In addition to the books discussed below, those planning an extended trip to Yellowstone and/or Grand Teton national parks will find an abundance of information in Frommer's Yellowstone & Grand Teton National Parks (Wiley Publishing, Inc.).
Fiction -- Start with some classics: A. B. Guthrie's The Big Sky (Houghton Mifflin, 1947) is now a Montana classic, as is Owen Wister's The Virginian (Macmillan, 1929), set in frontier Wyoming. Then move on to contemporary fiction, like the classic fly-fishing novella A River Runs Through It (University of Chicago Press, 1976) by Norman Maclean. Fool's Crow (Viking Penguin, 1986) by James Welch (a native Montanan) and Heart Mountain (Viking Penguin, 1989) by Gretel Ehrlich are fictional stories that revolve around American Indian and Asian characters. Annie Proulx's Close Range Wyoming Stories (Scribner, 1999) and Bad Dirt: Wyoming Stories 2 (Scribner, 2004) are recent additions by a fine writer who's spent considerable time around Sheridan. Poet James Glavin's beautifully written The Meadow (Henry Holt, 1992) is set in the Tie Siding area of southeast Wyoming.
Montana is fortunate to have the best of its literature compiled in one volume, The Last Best Place (University of Montana Press, 1988), the definitive anthology of Montana writings, from American Indian myths to contemporary short stories.
Nonfiction -- Novelist Ivan Doig wrote a beautiful memoir about his youth in Montana, This House of Sky (Harcourt Brace Jovanovich, 1978).
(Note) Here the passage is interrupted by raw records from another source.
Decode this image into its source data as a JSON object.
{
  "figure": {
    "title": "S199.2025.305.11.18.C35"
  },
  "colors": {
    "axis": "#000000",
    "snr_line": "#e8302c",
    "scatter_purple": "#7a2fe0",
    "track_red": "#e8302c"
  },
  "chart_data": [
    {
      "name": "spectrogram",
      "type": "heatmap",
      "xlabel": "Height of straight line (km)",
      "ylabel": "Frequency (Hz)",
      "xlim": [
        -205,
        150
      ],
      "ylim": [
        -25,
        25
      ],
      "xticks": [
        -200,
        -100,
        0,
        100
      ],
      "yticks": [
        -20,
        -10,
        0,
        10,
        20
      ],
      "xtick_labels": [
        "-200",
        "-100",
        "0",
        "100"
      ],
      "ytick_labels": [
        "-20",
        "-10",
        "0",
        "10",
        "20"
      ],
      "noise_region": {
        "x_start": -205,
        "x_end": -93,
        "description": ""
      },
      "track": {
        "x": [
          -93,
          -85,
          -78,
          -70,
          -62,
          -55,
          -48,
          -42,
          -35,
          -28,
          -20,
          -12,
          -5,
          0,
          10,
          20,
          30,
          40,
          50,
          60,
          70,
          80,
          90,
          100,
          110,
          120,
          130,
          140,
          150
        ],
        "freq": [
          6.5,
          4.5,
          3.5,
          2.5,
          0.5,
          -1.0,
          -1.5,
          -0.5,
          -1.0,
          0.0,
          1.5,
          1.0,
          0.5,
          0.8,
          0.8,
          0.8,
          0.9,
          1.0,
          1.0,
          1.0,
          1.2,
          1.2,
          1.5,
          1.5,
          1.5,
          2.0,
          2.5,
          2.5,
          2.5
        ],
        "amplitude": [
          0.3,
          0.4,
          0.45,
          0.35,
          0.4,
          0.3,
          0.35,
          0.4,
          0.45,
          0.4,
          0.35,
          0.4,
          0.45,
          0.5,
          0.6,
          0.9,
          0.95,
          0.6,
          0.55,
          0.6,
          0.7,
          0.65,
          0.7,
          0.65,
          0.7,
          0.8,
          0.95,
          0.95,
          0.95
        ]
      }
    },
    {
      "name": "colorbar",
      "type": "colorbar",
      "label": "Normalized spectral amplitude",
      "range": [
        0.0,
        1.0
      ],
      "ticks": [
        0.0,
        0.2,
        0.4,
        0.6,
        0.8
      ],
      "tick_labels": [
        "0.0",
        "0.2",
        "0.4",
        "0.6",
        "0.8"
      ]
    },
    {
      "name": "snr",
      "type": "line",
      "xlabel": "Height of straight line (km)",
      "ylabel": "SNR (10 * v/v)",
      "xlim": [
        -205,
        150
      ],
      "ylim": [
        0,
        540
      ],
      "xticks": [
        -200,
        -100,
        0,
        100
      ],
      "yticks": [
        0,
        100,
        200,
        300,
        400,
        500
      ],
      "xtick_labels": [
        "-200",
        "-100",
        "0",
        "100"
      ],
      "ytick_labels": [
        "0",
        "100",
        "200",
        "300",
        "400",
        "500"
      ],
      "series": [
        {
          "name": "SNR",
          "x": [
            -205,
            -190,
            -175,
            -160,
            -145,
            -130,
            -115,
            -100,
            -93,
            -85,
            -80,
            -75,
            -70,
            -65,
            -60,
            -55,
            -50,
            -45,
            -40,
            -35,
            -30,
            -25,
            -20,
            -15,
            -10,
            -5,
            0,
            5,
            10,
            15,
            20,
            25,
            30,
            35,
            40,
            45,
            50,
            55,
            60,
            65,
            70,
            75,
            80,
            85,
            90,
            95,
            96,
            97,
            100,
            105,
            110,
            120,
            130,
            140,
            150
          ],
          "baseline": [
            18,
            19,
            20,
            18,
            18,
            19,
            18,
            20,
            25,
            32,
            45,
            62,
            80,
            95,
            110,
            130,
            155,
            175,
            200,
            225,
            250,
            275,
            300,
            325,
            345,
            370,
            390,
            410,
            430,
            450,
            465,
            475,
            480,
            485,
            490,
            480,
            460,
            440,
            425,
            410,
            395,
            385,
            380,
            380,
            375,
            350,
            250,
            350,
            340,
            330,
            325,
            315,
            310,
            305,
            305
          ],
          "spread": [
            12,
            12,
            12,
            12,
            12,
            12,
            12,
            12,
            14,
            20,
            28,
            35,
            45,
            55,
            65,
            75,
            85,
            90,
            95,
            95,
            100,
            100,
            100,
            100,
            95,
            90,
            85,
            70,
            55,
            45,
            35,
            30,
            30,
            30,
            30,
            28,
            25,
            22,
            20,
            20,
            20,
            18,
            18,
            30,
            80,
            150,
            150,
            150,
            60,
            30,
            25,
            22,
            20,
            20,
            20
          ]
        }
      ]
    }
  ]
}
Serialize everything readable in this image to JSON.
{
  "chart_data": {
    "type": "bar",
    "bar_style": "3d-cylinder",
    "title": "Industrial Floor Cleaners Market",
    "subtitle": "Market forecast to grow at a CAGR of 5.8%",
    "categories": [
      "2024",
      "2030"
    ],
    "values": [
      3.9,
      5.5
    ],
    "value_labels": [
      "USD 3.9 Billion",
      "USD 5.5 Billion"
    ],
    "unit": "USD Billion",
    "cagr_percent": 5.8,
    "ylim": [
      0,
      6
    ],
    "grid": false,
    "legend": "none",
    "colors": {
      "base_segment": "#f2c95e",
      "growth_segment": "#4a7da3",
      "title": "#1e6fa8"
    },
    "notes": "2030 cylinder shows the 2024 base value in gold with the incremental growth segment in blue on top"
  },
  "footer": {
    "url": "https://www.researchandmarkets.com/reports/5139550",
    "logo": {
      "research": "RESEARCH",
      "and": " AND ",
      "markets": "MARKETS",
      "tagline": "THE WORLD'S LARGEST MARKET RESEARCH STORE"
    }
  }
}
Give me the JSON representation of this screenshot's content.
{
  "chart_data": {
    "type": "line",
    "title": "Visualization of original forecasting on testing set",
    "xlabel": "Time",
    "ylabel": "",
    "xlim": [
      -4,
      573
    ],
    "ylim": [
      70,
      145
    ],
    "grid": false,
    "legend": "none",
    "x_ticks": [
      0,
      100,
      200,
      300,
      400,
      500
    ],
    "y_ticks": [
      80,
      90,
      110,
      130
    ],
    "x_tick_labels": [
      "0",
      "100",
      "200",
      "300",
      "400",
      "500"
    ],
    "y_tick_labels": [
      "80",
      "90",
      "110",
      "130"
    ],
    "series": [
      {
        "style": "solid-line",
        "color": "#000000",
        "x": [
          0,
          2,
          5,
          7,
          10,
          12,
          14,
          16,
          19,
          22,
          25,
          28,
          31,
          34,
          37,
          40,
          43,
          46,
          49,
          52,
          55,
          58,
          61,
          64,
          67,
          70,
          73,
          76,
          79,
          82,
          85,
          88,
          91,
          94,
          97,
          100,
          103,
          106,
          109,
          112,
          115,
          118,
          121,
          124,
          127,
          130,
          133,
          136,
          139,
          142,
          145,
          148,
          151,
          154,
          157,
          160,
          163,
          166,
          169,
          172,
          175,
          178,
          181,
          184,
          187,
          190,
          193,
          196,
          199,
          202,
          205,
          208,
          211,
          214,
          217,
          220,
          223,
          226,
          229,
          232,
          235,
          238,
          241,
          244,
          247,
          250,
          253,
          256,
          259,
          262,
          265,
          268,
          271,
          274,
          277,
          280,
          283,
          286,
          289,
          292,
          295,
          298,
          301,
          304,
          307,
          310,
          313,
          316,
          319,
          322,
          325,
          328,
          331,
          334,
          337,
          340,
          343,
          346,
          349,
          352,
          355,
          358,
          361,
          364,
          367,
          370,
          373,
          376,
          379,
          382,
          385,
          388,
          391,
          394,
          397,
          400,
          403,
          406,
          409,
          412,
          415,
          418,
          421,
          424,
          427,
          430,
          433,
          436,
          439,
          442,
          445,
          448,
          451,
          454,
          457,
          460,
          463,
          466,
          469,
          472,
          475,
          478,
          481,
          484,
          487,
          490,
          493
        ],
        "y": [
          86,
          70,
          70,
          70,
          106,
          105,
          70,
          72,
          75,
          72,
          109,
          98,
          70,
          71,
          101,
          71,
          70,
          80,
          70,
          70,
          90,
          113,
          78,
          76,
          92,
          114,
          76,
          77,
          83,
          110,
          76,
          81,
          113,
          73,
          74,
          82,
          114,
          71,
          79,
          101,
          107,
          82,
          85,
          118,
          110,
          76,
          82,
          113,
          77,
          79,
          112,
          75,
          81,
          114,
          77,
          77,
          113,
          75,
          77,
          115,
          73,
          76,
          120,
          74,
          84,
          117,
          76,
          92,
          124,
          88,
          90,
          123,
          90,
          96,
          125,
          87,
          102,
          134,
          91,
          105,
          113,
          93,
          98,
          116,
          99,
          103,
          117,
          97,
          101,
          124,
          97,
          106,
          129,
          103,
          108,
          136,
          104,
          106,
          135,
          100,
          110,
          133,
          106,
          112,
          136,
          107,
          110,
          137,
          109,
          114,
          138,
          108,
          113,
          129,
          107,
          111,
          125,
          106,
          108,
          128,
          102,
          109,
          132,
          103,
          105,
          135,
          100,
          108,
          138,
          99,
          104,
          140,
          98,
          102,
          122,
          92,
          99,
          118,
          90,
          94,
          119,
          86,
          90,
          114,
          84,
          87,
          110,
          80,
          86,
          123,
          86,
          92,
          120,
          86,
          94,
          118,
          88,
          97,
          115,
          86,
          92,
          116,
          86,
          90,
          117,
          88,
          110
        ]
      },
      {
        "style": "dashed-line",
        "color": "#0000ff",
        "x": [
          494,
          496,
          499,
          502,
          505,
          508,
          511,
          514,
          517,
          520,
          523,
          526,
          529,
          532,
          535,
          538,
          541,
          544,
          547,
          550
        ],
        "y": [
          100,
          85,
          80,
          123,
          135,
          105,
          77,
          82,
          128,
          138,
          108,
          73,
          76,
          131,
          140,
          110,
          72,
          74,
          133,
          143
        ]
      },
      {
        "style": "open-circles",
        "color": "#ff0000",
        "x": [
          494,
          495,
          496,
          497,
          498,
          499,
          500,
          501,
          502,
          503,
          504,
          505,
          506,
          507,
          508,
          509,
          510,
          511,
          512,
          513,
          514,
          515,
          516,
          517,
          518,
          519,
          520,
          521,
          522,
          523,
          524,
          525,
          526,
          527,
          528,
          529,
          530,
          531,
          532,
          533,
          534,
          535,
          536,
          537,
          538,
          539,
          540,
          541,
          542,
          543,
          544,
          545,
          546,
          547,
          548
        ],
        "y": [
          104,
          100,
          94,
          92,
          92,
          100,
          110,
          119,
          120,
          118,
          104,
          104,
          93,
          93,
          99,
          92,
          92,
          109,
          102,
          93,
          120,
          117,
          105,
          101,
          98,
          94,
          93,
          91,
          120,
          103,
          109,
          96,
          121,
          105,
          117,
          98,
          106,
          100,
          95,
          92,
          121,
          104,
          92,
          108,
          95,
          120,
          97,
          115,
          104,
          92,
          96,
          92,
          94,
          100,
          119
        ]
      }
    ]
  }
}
Gretel Ehrlich's The Solace of Open Spaces (Viking Penguin, 1986) is a beautifully written, evocative account of Wyoming ranch life. Paul Schullery's Searching for Yellowstone (Mariner Books, 1997) is a great look at the ecology of the world's first national park and mankind's impact on it. Eric Sorg's Buffalo Bill: Myth and Reality is an informative read about the man who truly defined the mythos of the West.
If your interests lean more toward geography, check out the Roadside Geology of Montana (Mountain Press, 1986) by David Alt and Donald W. Hyndman, and the similar Roadside Geology of Wyoming (Mountain Press, 1988) by David R. Largeson and Darwin R. Spearing.
History -- Perhaps the best, and easiest, read about the history and culture of Montana is found between the covers of Montana, High, Wide and Handsome (University of Nebraska Press, 1983), written by Joseph Howard and first published in 1944. Another interesting historical tome is Aubrey Haines' two-volume The Yellowstone Story (University Press of Colorado, 1977).
Films
Hollywood adapted Norman Maclean's A River Runs Through It in 1992 with Brad Pitt; Rancho Deluxe (1975) is set in Livingston, Montana, and depicts a rapidly changing place though cattle rustlers played by Jeff Bridges and Sam Waterston; Little Big Man (1970) is a revisionist Western that covers Custer's Last Stand and much more. Wyoming films of note include the made-for-HBO The Laramie Project (2001), an adaptation of a stage play about the murder of gay college student Matthew Shepard, and Close Encounters of the Third Kind (1977), Steven Spielberg's UFO epic that climaxes at Devils Tower National Monument.